First, let us see how ggplotly() works:

# `gapminder` is a build-in R dataset in package `gapminder` (make sure to install `gapminder` package first)
data(gapminder, package = "gapminder")
gg <- ggplot(gapminder, aes(gdpPercap, lifeExp, color = continent)) +
  geom_point(aes(size = pop, frame = year, ids = country)) +
  scale_x_log10()
ggplotly(gg)

Then let us see how plotly deals with key frame animation.

# `gapminder` is a build-in R dataset in package `gapminder` (make sure to install `gapminder` package first)
base <- gapminder %>%
  plot_ly(x = ~gdpPercap, y = ~lifeExp, size = ~pop, 
          text = ~country, hoverinfo = "text") %>%
  layout(xaxis = list(type = "log"))

base %>%
  add_markers(color = ~continent, frame = ~year, ids = ~country) %>%
  animation_opts(1000, easing = "elastic", redraw = FALSE) %>%
  animation_button(
    x = 1, xanchor = "right", y = 0, yanchor = "bottom"
  ) %>%
  animation_slider(
    currentvalue = list(prefix = "YEAR ", font = list(color="red"))
  )

Notice that there is not a default “play” button shown on plotly results. That is because plotly has more powerful commands for interactive, web-based plots.

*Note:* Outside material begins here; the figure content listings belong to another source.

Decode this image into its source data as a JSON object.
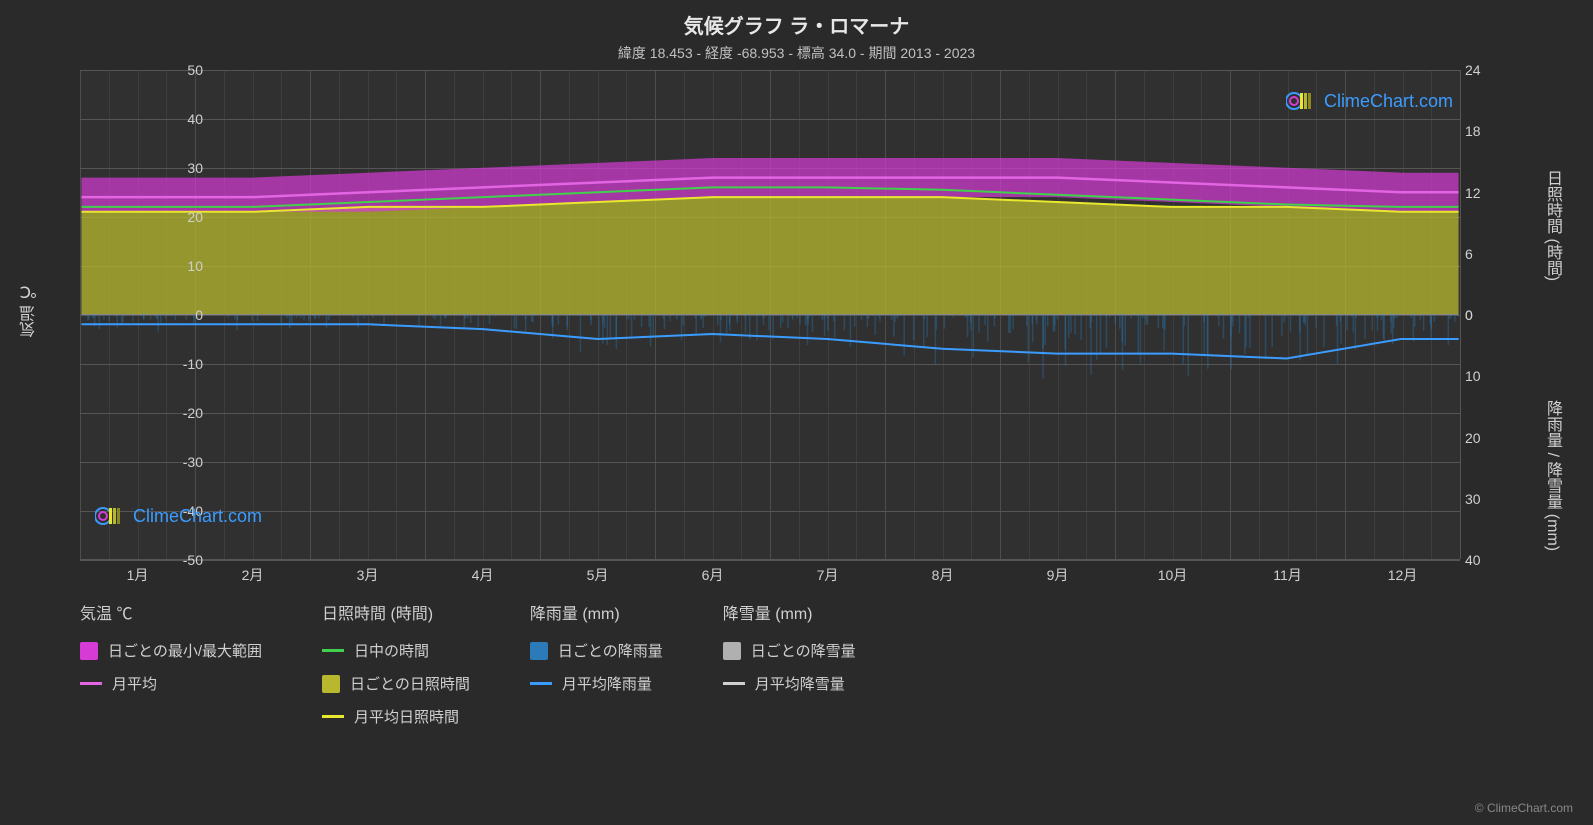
{
  "title": "気候グラフ ラ・ロマーナ",
  "subtitle": "緯度 18.453 - 経度 -68.953 - 標高 34.0 - 期間 2013 - 2023",
  "watermark_text": "ClimeChart.com",
  "copyright": "© ClimeChart.com",
  "chart": {
    "type": "climate-composite",
    "background_color": "#2a2a2a",
    "plot_background": "#303030",
    "grid_color": "#555555",
    "text_color": "#d0d0d0",
    "y_left": {
      "title": "気温 ℃",
      "min": -50,
      "max": 50,
      "ticks": [
        -50,
        -40,
        -30,
        -20,
        -10,
        0,
        10,
        20,
        30,
        40,
        50
      ]
    },
    "y_right_top": {
      "title": "日照時間 (時間)",
      "min": 0,
      "max": 24,
      "ticks": [
        0,
        6,
        12,
        18,
        24
      ]
    },
    "y_right_bottom": {
      "title": "降雨量 / 降雪量 (mm)",
      "min": 0,
      "max": 40,
      "ticks": [
        0,
        10,
        20,
        30,
        40
      ]
    },
    "x": {
      "labels": [
        "1月",
        "2月",
        "3月",
        "4月",
        "5月",
        "6月",
        "7月",
        "8月",
        "9月",
        "10月",
        "11月",
        "12月"
      ]
    },
    "series": {
      "temp_range": {
        "color": "#d63bd6",
        "low": [
          21,
          21,
          21,
          22,
          23,
          24,
          24,
          24,
          24,
          23,
          22,
          21
        ],
        "high": [
          28,
          28,
          29,
          30,
          31,
          32,
          32,
          32,
          32,
          31,
          30,
          29
        ]
      },
      "temp_avg": {
        "color": "#e265e2",
        "values": [
          24,
          24,
          25,
          26,
          27,
          28,
          28,
          28,
          28,
          27,
          26,
          25
        ]
      },
      "daylight": {
        "color": "#3fd24a",
        "values": [
          22,
          22,
          23,
          24,
          25,
          26,
          26,
          25.5,
          24.5,
          23.5,
          22.5,
          22
        ]
      },
      "sunshine_fill": {
        "color": "#b8b82e",
        "top_values": [
          21,
          21,
          22,
          22,
          23,
          24,
          24,
          24,
          23,
          22,
          22,
          21
        ]
      },
      "sunshine_avg": {
        "color": "#e8e82e",
        "values": [
          21,
          21,
          22,
          22,
          23,
          24,
          24,
          24,
          23,
          22,
          22,
          21
        ]
      },
      "rain_daily": {
        "color": "#2a7bb8",
        "sample_intensity": 0.4
      },
      "rain_avg": {
        "color": "#3b9cff",
        "values": [
          -2,
          -2,
          -2,
          -3,
          -5,
          -4,
          -5,
          -7,
          -8,
          -8,
          -9,
          -5
        ]
      },
      "snow_daily": {
        "color": "#b0b0b0"
      },
      "snow_avg": {
        "color": "#d0d0d0",
        "values": [
          0,
          0,
          0,
          0,
          0,
          0,
          0,
          0,
          0,
          0,
          0,
          0
        ]
      }
    }
  },
  "legend": {
    "groups": [
      {
        "header": "気温 ℃",
        "items": [
          {
            "type": "swatch",
            "color": "#d63bd6",
            "label": "日ごとの最小/最大範囲"
          },
          {
            "type": "line",
            "color": "#e265e2",
            "label": "月平均"
          }
        ]
      },
      {
        "header": "日照時間 (時間)",
        "items": [
          {
            "type": "line",
            "color": "#3fd24a",
            "label": "日中の時間"
          },
          {
            "type": "swatch",
            "color": "#b8b82e",
            "label": "日ごとの日照時間"
          },
          {
            "type": "line",
            "color": "#e8e82e",
            "label": "月平均日照時間"
          }
        ]
      },
      {
        "header": "降雨量 (mm)",
        "items": [
          {
            "type": "swatch",
            "color": "#2a7bb8",
            "label": "日ごとの降雨量"
          },
          {
            "type": "line",
            "color": "#3b9cff",
            "label": "月平均降雨量"
          }
        ]
      },
      {
        "header": "降雪量 (mm)",
        "items": [
          {
            "type": "swatch",
            "color": "#b0b0b0",
            "label": "日ごとの降雪量"
          },
          {
            "type": "line",
            "color": "#d0d0d0",
            "label": "月平均降雪量"
          }
        ]
      }
    ]
  }
}
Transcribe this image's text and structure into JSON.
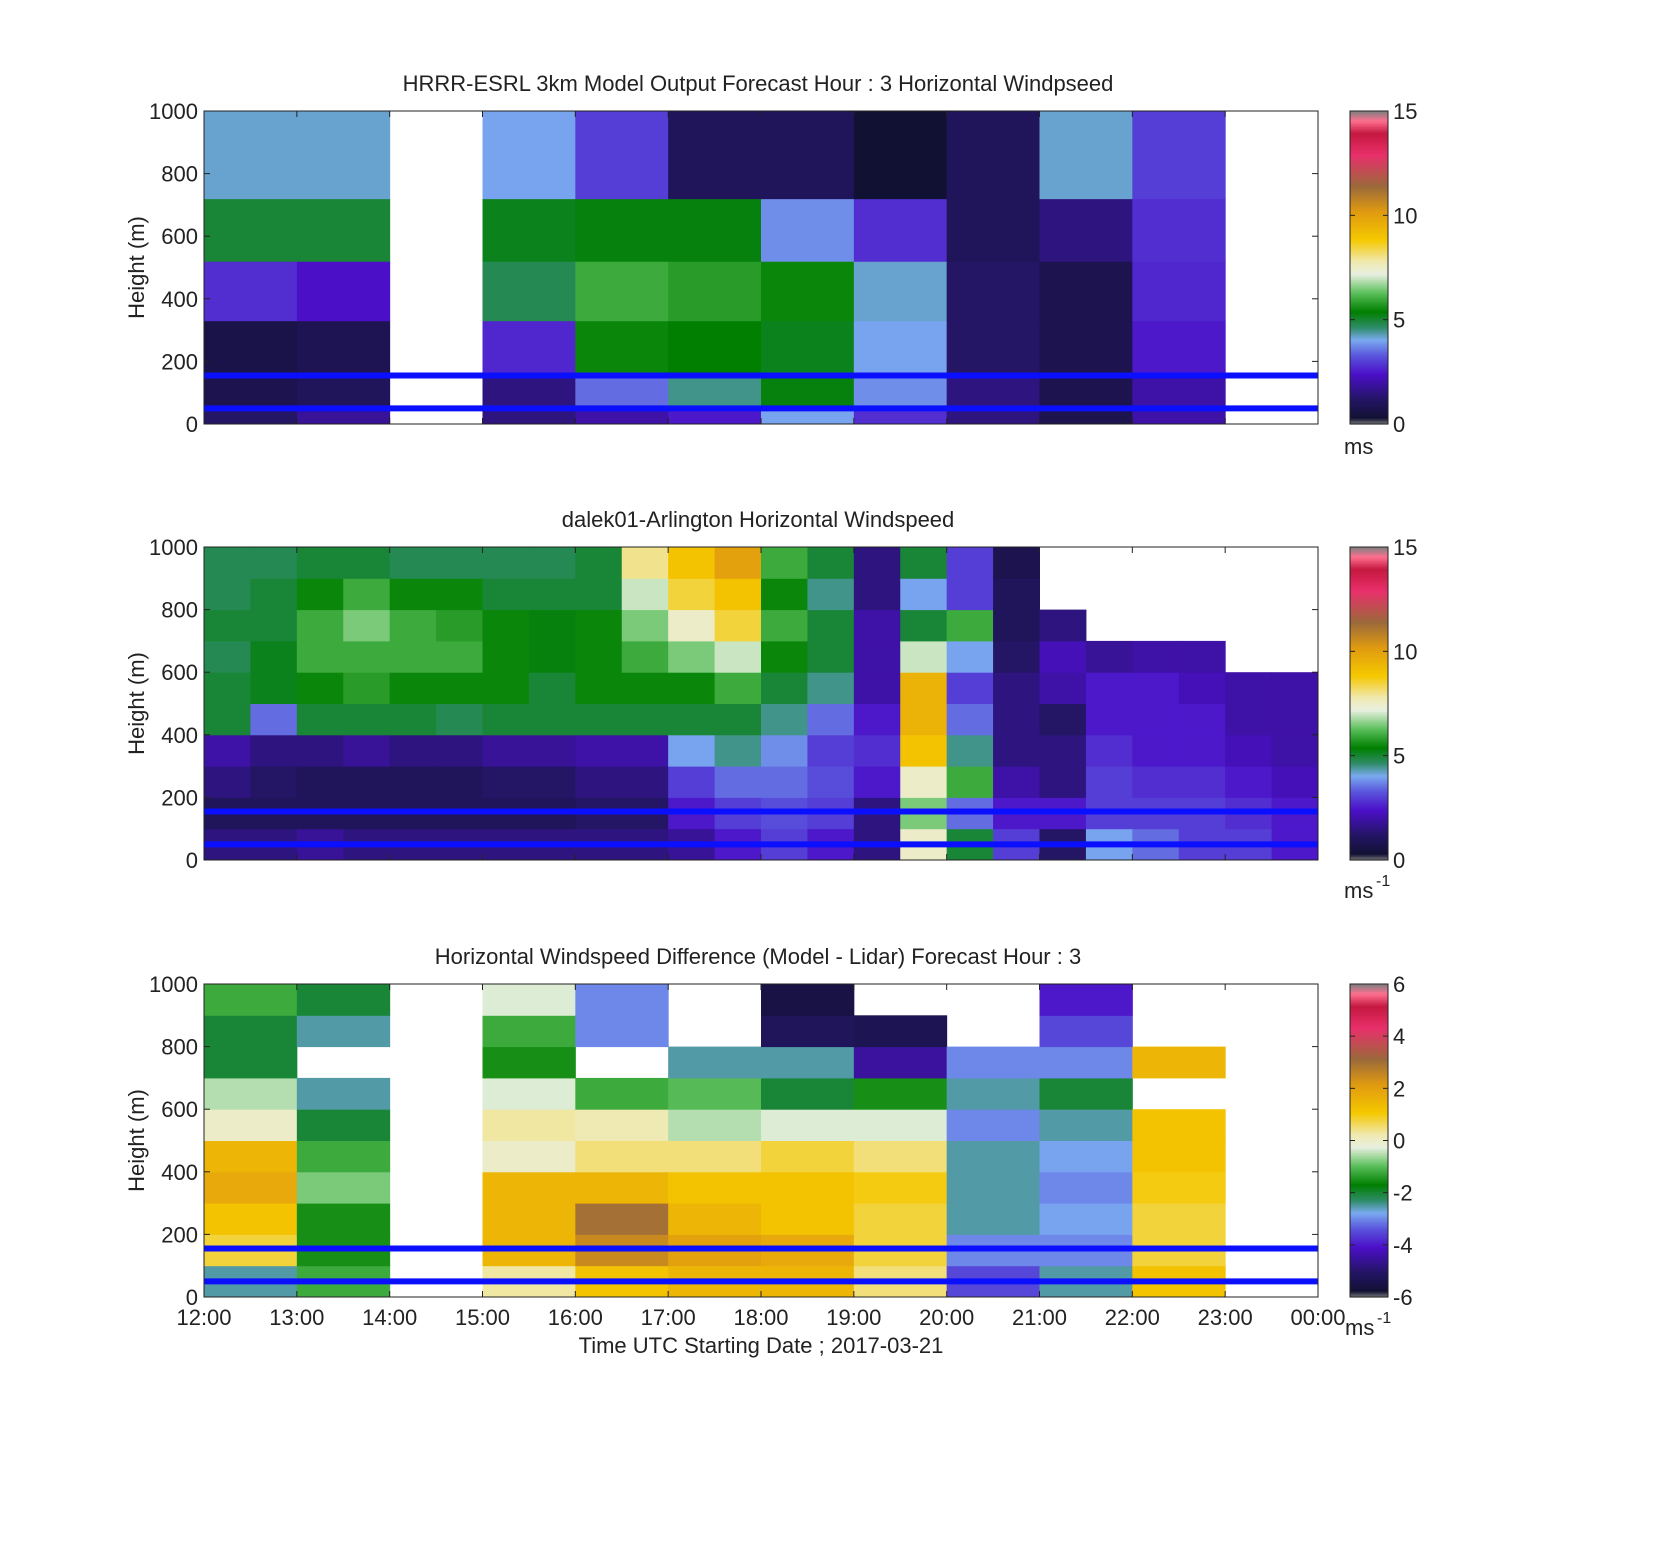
{
  "chart_data": [
    {
      "type": "heatmap",
      "title": "HRRR-ESRL 3km Model Output   Forecast Hour : 3 Horizontal Windpseed",
      "ylabel": "Height (m)",
      "xlim": [
        "12:00",
        "00:00"
      ],
      "ylim": [
        0,
        1000
      ],
      "yticks": [
        "0",
        "200",
        "400",
        "600",
        "800",
        "1000"
      ],
      "colorbar": {
        "min": 0,
        "max": 15,
        "ticks": [
          "0",
          "5",
          "10",
          "15"
        ],
        "unit": "ms",
        "unit_sup": ""
      },
      "reference_lines_m": [
        50,
        155
      ],
      "height_levels_m": [
        0,
        50,
        155,
        330,
        520,
        720,
        1000
      ],
      "hours": [
        "12:00",
        "13:00",
        "14:00",
        "15:00",
        "16:00",
        "17:00",
        "18:00",
        "19:00",
        "20:00",
        "21:00",
        "22:00"
      ],
      "values": [
        [
          1.2,
          0.8,
          0.7,
          2.8,
          5.0,
          4.2
        ],
        [
          1.8,
          1.0,
          0.9,
          2.4,
          5.0,
          4.2
        ],
        [
          null,
          null,
          null,
          null,
          null,
          null
        ],
        [
          1.5,
          1.5,
          2.7,
          4.8,
          5.2,
          4.0
        ],
        [
          2.0,
          3.5,
          5.5,
          6.0,
          5.3,
          3.0
        ],
        [
          2.5,
          4.5,
          5.4,
          5.8,
          5.3,
          1.0
        ],
        [
          4.0,
          5.3,
          5.2,
          5.5,
          3.8,
          1.0
        ],
        [
          2.8,
          3.8,
          4.0,
          4.2,
          2.8,
          0.3
        ],
        [
          1.5,
          1.5,
          1.2,
          1.2,
          1.0,
          1.0
        ],
        [
          0.8,
          0.8,
          0.8,
          0.8,
          1.5,
          4.2
        ],
        [
          2.0,
          2.0,
          2.5,
          2.7,
          2.8,
          3.0
        ]
      ]
    },
    {
      "type": "heatmap",
      "title": "dalek01-Arlington  Horizontal Windspeed",
      "ylabel": "Height (m)",
      "xlim": [
        "12:00",
        "00:00"
      ],
      "ylim": [
        0,
        1000
      ],
      "yticks": [
        "0",
        "200",
        "400",
        "600",
        "800",
        "1000"
      ],
      "colorbar": {
        "min": 0,
        "max": 15,
        "ticks": [
          "0",
          "5",
          "10",
          "15"
        ],
        "unit": "ms",
        "unit_sup": "-1"
      },
      "reference_lines_m": [
        50,
        155
      ],
      "height_levels_m": [
        0,
        100,
        200,
        300,
        400,
        500,
        600,
        700,
        800,
        900,
        1000
      ],
      "columns_per_hour": 2,
      "values": [
        [
          1.5,
          1.0,
          1.5,
          2.0,
          5.0,
          5.0,
          4.8,
          5.0,
          4.8,
          4.8
        ],
        [
          1.5,
          1.0,
          1.2,
          1.5,
          3.5,
          5.2,
          5.2,
          5.0,
          5.0,
          4.8
        ],
        [
          1.8,
          1.0,
          1.0,
          1.5,
          5.0,
          5.5,
          6.0,
          6.0,
          5.5,
          5.0
        ],
        [
          1.5,
          1.0,
          1.0,
          1.8,
          5.0,
          5.8,
          6.0,
          6.5,
          6.0,
          5.0
        ],
        [
          1.5,
          1.0,
          1.0,
          1.5,
          5.0,
          5.5,
          6.0,
          6.0,
          5.5,
          4.8
        ],
        [
          1.5,
          1.0,
          1.0,
          1.5,
          4.8,
          5.5,
          6.0,
          5.8,
          5.5,
          4.8
        ],
        [
          1.5,
          1.0,
          1.2,
          1.8,
          5.0,
          5.5,
          5.5,
          5.5,
          5.0,
          4.8
        ],
        [
          1.5,
          1.0,
          1.2,
          1.8,
          5.0,
          5.0,
          5.3,
          5.3,
          5.0,
          4.8
        ],
        [
          1.5,
          1.2,
          1.5,
          2.0,
          5.0,
          5.5,
          5.5,
          5.5,
          5.0,
          5.0
        ],
        [
          1.5,
          1.2,
          1.5,
          2.0,
          5.0,
          5.5,
          6.0,
          6.5,
          7.0,
          8.0
        ],
        [
          1.8,
          2.5,
          3.0,
          4.0,
          5.0,
          5.5,
          6.5,
          7.5,
          8.5,
          9.0
        ],
        [
          2.5,
          3.0,
          3.5,
          4.5,
          5.0,
          6.0,
          7.0,
          8.5,
          9.0,
          10.0
        ],
        [
          3.0,
          3.2,
          3.5,
          3.8,
          4.5,
          5.0,
          5.5,
          6.0,
          5.5,
          6.0
        ],
        [
          2.5,
          3.0,
          3.2,
          3.0,
          3.5,
          4.5,
          5.0,
          5.0,
          4.5,
          5.0
        ],
        [
          1.5,
          1.5,
          2.5,
          2.8,
          2.5,
          2.0,
          2.0,
          2.0,
          1.5,
          1.5
        ],
        [
          7.5,
          6.5,
          7.5,
          9.0,
          9.5,
          9.5,
          7.0,
          5.0,
          4.0,
          5.0
        ],
        [
          5.0,
          3.5,
          6.0,
          4.5,
          3.5,
          3.0,
          4.0,
          6.0,
          3.0,
          3.0
        ],
        [
          3.0,
          2.5,
          2.0,
          1.5,
          1.5,
          1.5,
          1.2,
          1.0,
          1.0,
          0.8
        ],
        [
          1.2,
          2.5,
          1.5,
          1.5,
          1.2,
          2.0,
          2.2,
          1.5,
          null,
          null
        ],
        [
          4.0,
          3.0,
          3.0,
          2.8,
          2.5,
          2.5,
          1.8,
          null,
          null,
          null
        ],
        [
          3.5,
          3.0,
          2.8,
          2.5,
          2.5,
          2.5,
          2.0,
          null,
          null,
          null
        ],
        [
          3.0,
          3.0,
          2.8,
          2.5,
          2.5,
          2.2,
          2.0,
          null,
          null,
          null
        ],
        [
          3.0,
          2.8,
          2.5,
          2.2,
          2.0,
          2.0,
          null,
          null,
          null,
          null
        ],
        [
          2.5,
          2.5,
          2.2,
          2.0,
          2.0,
          2.0,
          null,
          null,
          null,
          null
        ]
      ]
    },
    {
      "type": "heatmap",
      "title": "Horizontal Windspeed Difference (Model - Lidar) Forecast Hour : 3",
      "xlabel": "Time UTC  Starting Date ; 2017-03-21",
      "ylabel": "Height (m)",
      "xlim": [
        "12:00",
        "00:00"
      ],
      "ylim": [
        0,
        1000
      ],
      "xticks": [
        "12:00",
        "13:00",
        "14:00",
        "15:00",
        "16:00",
        "17:00",
        "18:00",
        "19:00",
        "20:00",
        "21:00",
        "22:00",
        "23:00",
        "00:00"
      ],
      "yticks": [
        "0",
        "200",
        "400",
        "600",
        "800",
        "1000"
      ],
      "colorbar": {
        "min": -6,
        "max": 6,
        "ticks": [
          "-6",
          "-4",
          "-2",
          "0",
          "2",
          "4",
          "6"
        ],
        "unit": "ms",
        "unit_sup": "-1"
      },
      "reference_lines_m": [
        50,
        155
      ],
      "height_levels_m": [
        0,
        100,
        200,
        300,
        400,
        500,
        600,
        700,
        800,
        900,
        1000
      ],
      "hours": [
        "12:00",
        "13:00",
        "14:00",
        "15:00",
        "16:00",
        "17:00",
        "18:00",
        "19:00",
        "20:00",
        "21:00",
        "22:00"
      ],
      "values": [
        [
          -2.5,
          0.8,
          1.2,
          1.8,
          1.5,
          0.0,
          -0.5,
          -2.0,
          -2.0,
          -1.2
        ],
        [
          -1.2,
          -1.5,
          -1.5,
          -0.8,
          -1.2,
          -2.0,
          -2.5,
          null,
          -2.5,
          -2.0
        ],
        [
          null,
          null,
          null,
          null,
          null,
          null,
          null,
          null,
          null,
          null
        ],
        [
          0.3,
          1.5,
          1.5,
          1.5,
          0.0,
          0.3,
          -0.3,
          -1.5,
          -1.2,
          -0.3
        ],
        [
          1.2,
          2.5,
          3.0,
          1.5,
          0.5,
          0.2,
          -1.2,
          null,
          -3.0,
          -3.0
        ],
        [
          1.5,
          2.0,
          1.5,
          1.2,
          0.5,
          -0.5,
          -1.0,
          -2.5,
          null,
          null
        ],
        [
          1.5,
          1.8,
          1.2,
          1.2,
          0.8,
          -0.3,
          -2.0,
          -2.5,
          -5.2,
          -5.5
        ],
        [
          0.5,
          0.8,
          0.8,
          1.0,
          0.5,
          -0.3,
          -1.5,
          -4.5,
          -5.3,
          null
        ],
        [
          -3.5,
          -3.0,
          -2.5,
          -2.5,
          -2.5,
          -3.0,
          -2.5,
          -3.0,
          null,
          null
        ],
        [
          -2.5,
          -3.0,
          -2.8,
          -3.0,
          -2.8,
          -2.5,
          -2.0,
          -3.0,
          -3.5,
          -4.0
        ],
        [
          1.2,
          0.8,
          0.8,
          1.0,
          1.2,
          1.2,
          null,
          1.5,
          null,
          null
        ]
      ]
    }
  ]
}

We can use animation_button(), animation_slider() and others to customize our plots.

Take Home Messages

  • There exist some differences between Long-format and Wide-format data. Long-format data makes functions and ggplot2 graphing packages easier to deal with data. In other words, long-format data is more technical.

  • reshape2 provides two key functions to transform data formats: melt() and cast.

  • Besides ggplot2, there is another powerful graphing package called plotly. plotly provides an interactive and web-based method for data visualization.